Le régime iranien et le blocage des discussions avec les États-Unis

Les accusations d’Irak envers les États-Unis

Le régime de l’Iran a récemment accusé les États-Unis de ne pas être sérieux dans leur engagement pour le dialogue, évoquant des « violations » du cessez-le-feu en place depuis le 8 avril. Le porte-parole du ministère des Affaires étrangères iranien, Esmaeil Baqaei, a dénoncé les actions américaines qui invalident les discussions diplomatiques, comme l’attaque sur un navire de cargaison iranien et le blocage naval des ports iraniens.

L’absence de plans de négociation

Baqaei a clairement indiqué que Téhéran n’avait pas de plans pour une nouvelle série de négociations et qu’aucune décision n’avait été prise en ce sens. Le président américain, Donald Trump, avait annoncé que son équipe serait envoyée à Islamabad pour une nouvelle rencontre, mais l’Iran n’a pas confirmé sa participation. La situation est tendue depuis le début du conflit, après la mort du leader suprême Ayatollah Ali Khamenei.

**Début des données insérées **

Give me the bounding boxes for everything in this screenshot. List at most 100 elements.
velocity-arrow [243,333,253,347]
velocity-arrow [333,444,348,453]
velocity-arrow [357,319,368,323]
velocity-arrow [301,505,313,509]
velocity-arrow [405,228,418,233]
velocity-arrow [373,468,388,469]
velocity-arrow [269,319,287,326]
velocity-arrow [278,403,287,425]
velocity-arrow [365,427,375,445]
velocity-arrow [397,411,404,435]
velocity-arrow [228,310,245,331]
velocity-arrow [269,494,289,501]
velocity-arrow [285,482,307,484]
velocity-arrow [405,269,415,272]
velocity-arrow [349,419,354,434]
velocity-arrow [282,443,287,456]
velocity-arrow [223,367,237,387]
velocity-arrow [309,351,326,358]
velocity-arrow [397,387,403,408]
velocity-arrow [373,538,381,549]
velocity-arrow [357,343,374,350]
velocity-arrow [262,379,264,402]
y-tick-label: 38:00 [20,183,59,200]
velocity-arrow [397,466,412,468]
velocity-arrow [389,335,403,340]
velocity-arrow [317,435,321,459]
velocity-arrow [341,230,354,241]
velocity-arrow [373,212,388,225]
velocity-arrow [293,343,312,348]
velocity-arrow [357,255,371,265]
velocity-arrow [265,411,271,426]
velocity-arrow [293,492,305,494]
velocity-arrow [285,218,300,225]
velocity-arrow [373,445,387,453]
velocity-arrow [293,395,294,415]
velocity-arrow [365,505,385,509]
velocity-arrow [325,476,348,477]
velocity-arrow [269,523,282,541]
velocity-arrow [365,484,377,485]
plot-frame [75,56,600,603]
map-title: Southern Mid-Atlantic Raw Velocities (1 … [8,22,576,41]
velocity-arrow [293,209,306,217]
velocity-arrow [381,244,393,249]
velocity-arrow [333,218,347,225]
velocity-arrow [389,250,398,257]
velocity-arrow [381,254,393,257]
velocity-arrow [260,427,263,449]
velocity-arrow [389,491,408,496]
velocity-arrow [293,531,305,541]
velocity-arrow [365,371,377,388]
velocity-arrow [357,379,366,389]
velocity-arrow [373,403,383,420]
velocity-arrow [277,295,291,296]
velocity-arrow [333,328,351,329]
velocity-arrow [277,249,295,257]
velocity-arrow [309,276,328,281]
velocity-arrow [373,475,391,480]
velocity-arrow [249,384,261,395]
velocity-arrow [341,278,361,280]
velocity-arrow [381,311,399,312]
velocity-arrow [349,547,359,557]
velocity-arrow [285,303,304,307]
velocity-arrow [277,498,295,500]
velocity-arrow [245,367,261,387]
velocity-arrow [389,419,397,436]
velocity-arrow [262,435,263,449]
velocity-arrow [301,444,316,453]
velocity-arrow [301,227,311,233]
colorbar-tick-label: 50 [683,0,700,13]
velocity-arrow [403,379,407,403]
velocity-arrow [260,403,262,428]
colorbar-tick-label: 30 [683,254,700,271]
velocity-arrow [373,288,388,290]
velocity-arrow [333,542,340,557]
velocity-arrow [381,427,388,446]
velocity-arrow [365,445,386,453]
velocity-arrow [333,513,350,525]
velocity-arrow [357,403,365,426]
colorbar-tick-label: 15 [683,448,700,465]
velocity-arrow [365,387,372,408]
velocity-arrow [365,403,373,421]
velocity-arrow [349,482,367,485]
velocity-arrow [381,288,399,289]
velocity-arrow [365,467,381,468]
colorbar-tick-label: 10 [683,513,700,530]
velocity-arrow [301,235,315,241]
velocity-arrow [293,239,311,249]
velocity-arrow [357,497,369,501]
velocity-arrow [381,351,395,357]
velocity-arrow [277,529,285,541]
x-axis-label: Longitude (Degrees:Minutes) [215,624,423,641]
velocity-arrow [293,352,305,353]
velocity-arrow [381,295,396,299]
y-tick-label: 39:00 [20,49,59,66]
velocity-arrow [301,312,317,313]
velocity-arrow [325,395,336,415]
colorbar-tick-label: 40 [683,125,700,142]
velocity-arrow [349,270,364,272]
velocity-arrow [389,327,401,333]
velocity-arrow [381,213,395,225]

Les déclarations du porte-parole iranien

Le porte-parole a souligné que l’équipe de négociation iranienne devait suivre le processus diplomatique de manière prudente. Il a également noté que les États-Unis maintenaient des positions « irréalistes » et ont trahi les accords diplomatiques à plusieurs reprises, en faisant référence à des offensives militaires dans le passé.

Problèmes en suspens : uranium et Ormuz

Parmi les points de friction, Baqaei a mentionné le transfert d’uranium hautement enrichi et la situation du détroit d’Ormuz, qui reste fermé. Il a affirmé qu’aucune discussion n’avait été engagée concernant le transfert d’uranium enrichi vers les États-Unis.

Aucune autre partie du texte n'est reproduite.